Two pranksters, Bower and Chorley, claimed they had made all the crop circles in the country before 1987 and most of them until 1991 – they even made one in front of a group of journalists that a cereologist (which you have to admit is a brilliant name for a career path) later declared was authentic.
He wasn’t wrong – it was authentic, in that it had been made by the same people who made all the rest. A researcher then noted that most of the circles in fields have appeared near easy access from roads and towns (and are presumably close to the gate). My favorite additional piece of “proof” they are fake is that most of them appear in areas with a “historical tendency” for making really big things like Stonehenge, pictures in chalk hills and burial mounds. The theory appears to be that our ancestors were keen on scratching drawings on the hillside, so the current population must be looking for its own artistic preferences.
It also turns out that we’ve been making crop circles for centuries – well before anyone had thought up the idea of UFOs. The first crop circle appeared in a pamphlet in 1678 called “The Mowing Devil”, which tells of a farmer who refused to pay a laborer’s high rates to mow his field and said he’d rather have the Devil do it instead.
Clearly in a more obliging mood than usual, the Devil did just that – the field appeared to be on fire during the night and, in the morning, was more perfectly mowed than a human could achieve. I assume a cereologist then arrived with a magnifying glass and declared it was definitely authentic.
We even have our own Roswell – or, at least, we call it that – in the Rendlesham Forest incident. Just outside an RAF base, at that time used by the U.S. Air Force, personnel apparently saw unexplained lights and sent a group of hapless individuals into the forest to investigate.
They claimed to have seen a glowing metallic object with colored lights, moving through the trees and mightily upsetting the chickens on a nearby farm. The next day, a triangular impression was found on the ground.
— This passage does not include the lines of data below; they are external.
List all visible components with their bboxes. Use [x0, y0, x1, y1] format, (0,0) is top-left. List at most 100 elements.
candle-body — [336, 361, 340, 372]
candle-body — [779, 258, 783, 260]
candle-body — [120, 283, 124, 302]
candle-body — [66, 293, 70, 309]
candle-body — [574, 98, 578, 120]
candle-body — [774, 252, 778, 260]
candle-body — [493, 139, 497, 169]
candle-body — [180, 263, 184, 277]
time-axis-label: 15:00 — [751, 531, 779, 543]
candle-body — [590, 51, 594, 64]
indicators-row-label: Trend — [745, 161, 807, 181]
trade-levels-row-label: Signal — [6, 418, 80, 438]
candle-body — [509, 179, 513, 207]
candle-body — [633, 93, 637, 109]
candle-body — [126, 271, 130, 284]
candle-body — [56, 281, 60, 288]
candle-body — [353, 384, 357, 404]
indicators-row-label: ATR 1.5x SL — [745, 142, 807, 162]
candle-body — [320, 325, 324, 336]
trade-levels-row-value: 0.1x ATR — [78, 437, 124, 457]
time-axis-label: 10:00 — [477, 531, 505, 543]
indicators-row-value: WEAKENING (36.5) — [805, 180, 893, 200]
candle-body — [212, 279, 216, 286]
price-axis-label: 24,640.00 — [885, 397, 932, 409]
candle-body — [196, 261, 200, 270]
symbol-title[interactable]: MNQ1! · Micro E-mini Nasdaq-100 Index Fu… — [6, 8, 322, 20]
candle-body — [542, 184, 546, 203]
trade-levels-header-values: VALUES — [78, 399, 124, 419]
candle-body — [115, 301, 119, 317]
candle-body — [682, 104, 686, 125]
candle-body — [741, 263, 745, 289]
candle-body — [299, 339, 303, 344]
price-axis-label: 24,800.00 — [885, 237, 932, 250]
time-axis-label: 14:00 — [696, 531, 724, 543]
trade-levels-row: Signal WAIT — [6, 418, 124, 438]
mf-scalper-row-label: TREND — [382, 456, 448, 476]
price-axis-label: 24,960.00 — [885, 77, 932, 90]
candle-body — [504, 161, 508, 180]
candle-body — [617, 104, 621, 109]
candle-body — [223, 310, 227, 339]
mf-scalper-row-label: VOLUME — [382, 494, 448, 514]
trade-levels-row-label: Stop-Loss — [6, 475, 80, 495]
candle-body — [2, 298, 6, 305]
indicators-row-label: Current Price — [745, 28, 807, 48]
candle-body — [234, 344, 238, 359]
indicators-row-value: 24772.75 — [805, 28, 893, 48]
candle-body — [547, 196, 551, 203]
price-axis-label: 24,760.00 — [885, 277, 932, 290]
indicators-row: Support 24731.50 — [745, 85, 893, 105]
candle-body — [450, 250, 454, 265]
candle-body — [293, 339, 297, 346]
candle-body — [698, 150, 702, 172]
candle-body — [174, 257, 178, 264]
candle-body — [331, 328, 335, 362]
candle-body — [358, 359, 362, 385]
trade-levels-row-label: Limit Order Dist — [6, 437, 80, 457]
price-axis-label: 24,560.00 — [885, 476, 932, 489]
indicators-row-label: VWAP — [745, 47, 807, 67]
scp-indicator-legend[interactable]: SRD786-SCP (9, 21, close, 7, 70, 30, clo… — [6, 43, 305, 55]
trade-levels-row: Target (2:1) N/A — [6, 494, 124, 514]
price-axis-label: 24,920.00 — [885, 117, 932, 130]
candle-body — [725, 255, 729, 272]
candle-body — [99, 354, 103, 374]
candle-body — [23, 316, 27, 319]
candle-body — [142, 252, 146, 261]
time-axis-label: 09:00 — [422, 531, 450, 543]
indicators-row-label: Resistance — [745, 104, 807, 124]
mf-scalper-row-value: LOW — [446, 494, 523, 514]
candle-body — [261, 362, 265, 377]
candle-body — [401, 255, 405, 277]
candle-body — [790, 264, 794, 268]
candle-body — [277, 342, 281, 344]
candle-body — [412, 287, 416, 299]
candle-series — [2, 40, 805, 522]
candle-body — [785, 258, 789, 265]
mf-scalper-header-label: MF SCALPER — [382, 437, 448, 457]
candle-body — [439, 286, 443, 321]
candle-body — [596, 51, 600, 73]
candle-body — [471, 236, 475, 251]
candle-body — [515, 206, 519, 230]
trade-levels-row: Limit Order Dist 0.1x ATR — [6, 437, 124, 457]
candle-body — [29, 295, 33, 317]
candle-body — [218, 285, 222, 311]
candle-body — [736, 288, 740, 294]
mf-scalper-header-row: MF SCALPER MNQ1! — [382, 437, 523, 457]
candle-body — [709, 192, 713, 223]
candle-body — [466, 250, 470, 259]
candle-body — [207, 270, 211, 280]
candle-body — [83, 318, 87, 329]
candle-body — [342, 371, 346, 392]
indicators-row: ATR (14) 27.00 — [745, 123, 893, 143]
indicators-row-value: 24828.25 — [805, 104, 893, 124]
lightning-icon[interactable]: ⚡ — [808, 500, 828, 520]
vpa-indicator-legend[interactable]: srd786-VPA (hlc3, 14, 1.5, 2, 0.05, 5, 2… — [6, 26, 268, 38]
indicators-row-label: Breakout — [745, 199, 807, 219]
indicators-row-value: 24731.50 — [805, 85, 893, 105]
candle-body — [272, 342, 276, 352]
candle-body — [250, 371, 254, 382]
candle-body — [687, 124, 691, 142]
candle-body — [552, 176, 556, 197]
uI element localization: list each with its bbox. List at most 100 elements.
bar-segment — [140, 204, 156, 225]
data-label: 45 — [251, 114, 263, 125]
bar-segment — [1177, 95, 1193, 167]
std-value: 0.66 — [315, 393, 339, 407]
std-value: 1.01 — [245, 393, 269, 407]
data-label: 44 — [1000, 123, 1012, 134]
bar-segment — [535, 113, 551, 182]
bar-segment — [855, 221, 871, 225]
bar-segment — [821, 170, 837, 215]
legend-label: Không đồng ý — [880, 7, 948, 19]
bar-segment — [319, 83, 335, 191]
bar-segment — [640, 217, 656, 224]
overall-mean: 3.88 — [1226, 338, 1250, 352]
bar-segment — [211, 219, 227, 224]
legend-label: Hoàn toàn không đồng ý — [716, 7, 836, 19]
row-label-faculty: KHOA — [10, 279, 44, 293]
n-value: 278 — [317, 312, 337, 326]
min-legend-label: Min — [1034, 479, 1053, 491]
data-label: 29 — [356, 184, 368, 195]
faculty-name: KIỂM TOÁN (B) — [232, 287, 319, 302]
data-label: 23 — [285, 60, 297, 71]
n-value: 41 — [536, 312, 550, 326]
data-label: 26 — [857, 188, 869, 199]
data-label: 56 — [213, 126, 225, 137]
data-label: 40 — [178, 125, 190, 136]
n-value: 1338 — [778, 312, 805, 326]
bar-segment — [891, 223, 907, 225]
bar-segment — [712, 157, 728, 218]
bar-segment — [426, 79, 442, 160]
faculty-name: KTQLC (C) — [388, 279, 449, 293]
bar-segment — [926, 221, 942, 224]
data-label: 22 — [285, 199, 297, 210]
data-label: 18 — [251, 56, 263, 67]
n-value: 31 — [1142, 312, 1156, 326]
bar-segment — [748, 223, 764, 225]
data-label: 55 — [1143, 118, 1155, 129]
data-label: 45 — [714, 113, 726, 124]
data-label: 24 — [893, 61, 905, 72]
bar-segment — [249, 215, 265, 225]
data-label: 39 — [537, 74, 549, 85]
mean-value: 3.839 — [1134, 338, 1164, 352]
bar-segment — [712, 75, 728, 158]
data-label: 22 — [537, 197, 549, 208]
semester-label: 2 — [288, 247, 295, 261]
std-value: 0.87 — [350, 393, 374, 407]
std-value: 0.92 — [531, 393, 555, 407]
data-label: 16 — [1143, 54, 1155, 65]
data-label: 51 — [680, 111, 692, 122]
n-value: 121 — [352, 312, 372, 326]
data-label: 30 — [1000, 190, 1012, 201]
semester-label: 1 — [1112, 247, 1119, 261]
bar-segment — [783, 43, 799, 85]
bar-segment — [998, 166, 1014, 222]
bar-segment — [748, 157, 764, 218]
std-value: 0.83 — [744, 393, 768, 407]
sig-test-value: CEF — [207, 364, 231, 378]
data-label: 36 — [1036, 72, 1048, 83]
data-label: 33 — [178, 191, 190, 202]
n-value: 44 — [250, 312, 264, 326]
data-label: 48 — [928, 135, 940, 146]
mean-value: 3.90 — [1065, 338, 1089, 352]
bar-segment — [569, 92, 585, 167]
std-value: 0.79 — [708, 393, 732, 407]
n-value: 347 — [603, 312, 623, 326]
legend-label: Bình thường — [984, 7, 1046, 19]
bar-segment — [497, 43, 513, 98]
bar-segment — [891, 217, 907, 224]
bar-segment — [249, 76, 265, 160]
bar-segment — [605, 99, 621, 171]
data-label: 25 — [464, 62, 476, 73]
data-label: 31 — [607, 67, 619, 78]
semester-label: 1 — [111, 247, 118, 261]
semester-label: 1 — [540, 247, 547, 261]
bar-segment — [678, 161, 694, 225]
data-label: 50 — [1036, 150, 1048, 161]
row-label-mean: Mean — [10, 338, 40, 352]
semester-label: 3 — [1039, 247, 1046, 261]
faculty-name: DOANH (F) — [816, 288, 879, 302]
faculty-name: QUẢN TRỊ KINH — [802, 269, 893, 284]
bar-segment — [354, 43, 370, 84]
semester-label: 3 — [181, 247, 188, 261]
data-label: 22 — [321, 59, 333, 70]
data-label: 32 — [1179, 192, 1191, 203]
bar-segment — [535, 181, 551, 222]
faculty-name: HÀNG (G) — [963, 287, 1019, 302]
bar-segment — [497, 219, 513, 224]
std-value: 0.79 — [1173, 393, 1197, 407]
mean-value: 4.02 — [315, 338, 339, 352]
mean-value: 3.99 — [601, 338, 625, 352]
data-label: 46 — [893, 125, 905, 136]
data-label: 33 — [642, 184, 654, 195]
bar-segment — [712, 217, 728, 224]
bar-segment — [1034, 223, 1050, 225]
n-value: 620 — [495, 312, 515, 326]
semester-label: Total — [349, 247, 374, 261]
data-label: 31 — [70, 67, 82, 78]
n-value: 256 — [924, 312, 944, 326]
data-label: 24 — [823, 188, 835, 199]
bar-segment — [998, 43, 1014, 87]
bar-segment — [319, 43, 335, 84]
Astronomers have since decided it was a piece of “natural debris” burning up as a fireball, which is alarming in itself. I should also note that the event took place the day after Christmas, so I’m curious if there might have been some brandy involved.
We’ve even had encounters of the third kind, one of them spawning perhaps my favorite headline of all time in a respectable British newspaper: “Lemon-headed alien attempted to abduct boys”. The pair were stopped in a field at about midnight (and I’m sure had at no point imbibed any beer during the preceding evening) when they saw the UFO.
They told police that the lemon-shaped head had a voice, which told them, “We want you, come with us”. Sensibly, they declined the offer and ran away instead.
The UFO can’t have wanted them all that much, because the boys told police it shot off into the air and disappeared. The farmer to whom the field belonged said he’d seen nothing strange at all.
I wish I was more convinced by some of these stories – you have to admit, it would be a fascinating experience to meet a little green man. It’s a little sad to know that I’ll always be the most alien being I know, at least according to U.S. Immigration Office records.